Pointers work exactly like a value. In other words, there is really no difference between passing by value and passing by pointer IF you treat pointers like an object on it's own (i.e, do not think about its relation to the object so much).

Pointers are simply 4 byte objects that store addresses.

Consider:
void SomeClass::foo( const CCArray *pArray ) {
  // Assume m_array is now "const CCArray * m_array"
  m_array = pArray ;
}
SomeClass myClass;
CCArray array();
myClass.foo(&array);

This simply means that the address of 'array' is copied into 'pArray' and then copied over to 'm_array'. All 3 variables are different variables (they are essentially different) but they hold the same value.

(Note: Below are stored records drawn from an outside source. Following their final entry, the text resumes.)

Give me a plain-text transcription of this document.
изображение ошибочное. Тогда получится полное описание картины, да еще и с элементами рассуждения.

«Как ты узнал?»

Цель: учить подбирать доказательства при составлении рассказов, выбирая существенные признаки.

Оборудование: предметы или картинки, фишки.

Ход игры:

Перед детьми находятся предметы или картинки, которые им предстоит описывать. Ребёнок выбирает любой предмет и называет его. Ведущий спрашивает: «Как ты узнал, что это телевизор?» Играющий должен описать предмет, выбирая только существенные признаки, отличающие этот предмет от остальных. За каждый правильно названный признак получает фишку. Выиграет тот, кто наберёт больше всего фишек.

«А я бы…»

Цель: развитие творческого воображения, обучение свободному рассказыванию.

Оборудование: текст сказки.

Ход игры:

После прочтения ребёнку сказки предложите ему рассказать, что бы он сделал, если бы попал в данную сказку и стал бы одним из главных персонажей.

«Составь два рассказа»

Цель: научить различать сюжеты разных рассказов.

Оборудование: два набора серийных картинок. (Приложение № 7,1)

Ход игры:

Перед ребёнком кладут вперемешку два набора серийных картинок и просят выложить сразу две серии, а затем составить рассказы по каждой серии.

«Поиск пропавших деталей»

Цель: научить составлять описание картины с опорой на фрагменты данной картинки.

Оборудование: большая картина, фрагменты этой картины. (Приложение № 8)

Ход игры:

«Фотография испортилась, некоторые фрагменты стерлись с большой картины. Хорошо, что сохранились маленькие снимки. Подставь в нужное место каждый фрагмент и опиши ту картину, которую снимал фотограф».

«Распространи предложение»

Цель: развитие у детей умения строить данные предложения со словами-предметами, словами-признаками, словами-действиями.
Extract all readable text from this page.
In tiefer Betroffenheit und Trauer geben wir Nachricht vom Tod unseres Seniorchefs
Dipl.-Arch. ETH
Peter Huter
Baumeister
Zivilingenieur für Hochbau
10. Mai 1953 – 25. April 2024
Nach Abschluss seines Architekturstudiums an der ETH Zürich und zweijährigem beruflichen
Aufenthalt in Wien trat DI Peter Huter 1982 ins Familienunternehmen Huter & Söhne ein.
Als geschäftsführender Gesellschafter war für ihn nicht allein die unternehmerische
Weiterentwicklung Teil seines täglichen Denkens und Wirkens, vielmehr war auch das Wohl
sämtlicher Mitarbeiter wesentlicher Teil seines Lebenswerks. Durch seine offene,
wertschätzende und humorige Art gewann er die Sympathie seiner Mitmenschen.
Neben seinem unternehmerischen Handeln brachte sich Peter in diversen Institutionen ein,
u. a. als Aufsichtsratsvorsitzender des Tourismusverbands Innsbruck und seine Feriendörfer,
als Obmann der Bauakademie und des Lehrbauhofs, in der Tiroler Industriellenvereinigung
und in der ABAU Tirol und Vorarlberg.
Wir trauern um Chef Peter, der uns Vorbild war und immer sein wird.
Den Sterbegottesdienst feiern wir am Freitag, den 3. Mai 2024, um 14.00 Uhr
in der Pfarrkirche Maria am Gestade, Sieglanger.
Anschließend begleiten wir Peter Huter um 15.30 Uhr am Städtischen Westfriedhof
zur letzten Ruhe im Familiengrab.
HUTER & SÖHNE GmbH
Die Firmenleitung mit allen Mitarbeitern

Much like if you set i = j = k = 0, all i, j and k are different variables but they all hold 0. It's pretty much the same concept.

Again: Pointers store addresses.

This is not that much different:
void SomeClass::foo( const CCArray *pArray ) {
  // Assume m_array is now "const CCArray * m_array"
  m_array = pArray ;
}
SomeClass myClass;
CCArray * array = CCArray::create(); // now we try to pass by pointer
myClass.foo(array);

Okay read this slowly:

This means that the value held by 'array' is copied into 'pArray' and then copied into 'm_array'. The difference is that the former assigns the address of 'array' into 'pArray', while the latter copies the value held by 'array' into 'pArray'. Both methods have more or less the same results, although what happens is sublimely different.

While there is no deep copying involved in both cases, we must remember that this only means that 'm_array' cannot change the value of the object it is pointing to, but 'array' can. That means that if the object that 'array' is pointing to is modified, the object that 'm_array' is pointing to will be modified too.

After all, even though the pointers are different, they store the same addresses and thus they are pointing to the same object.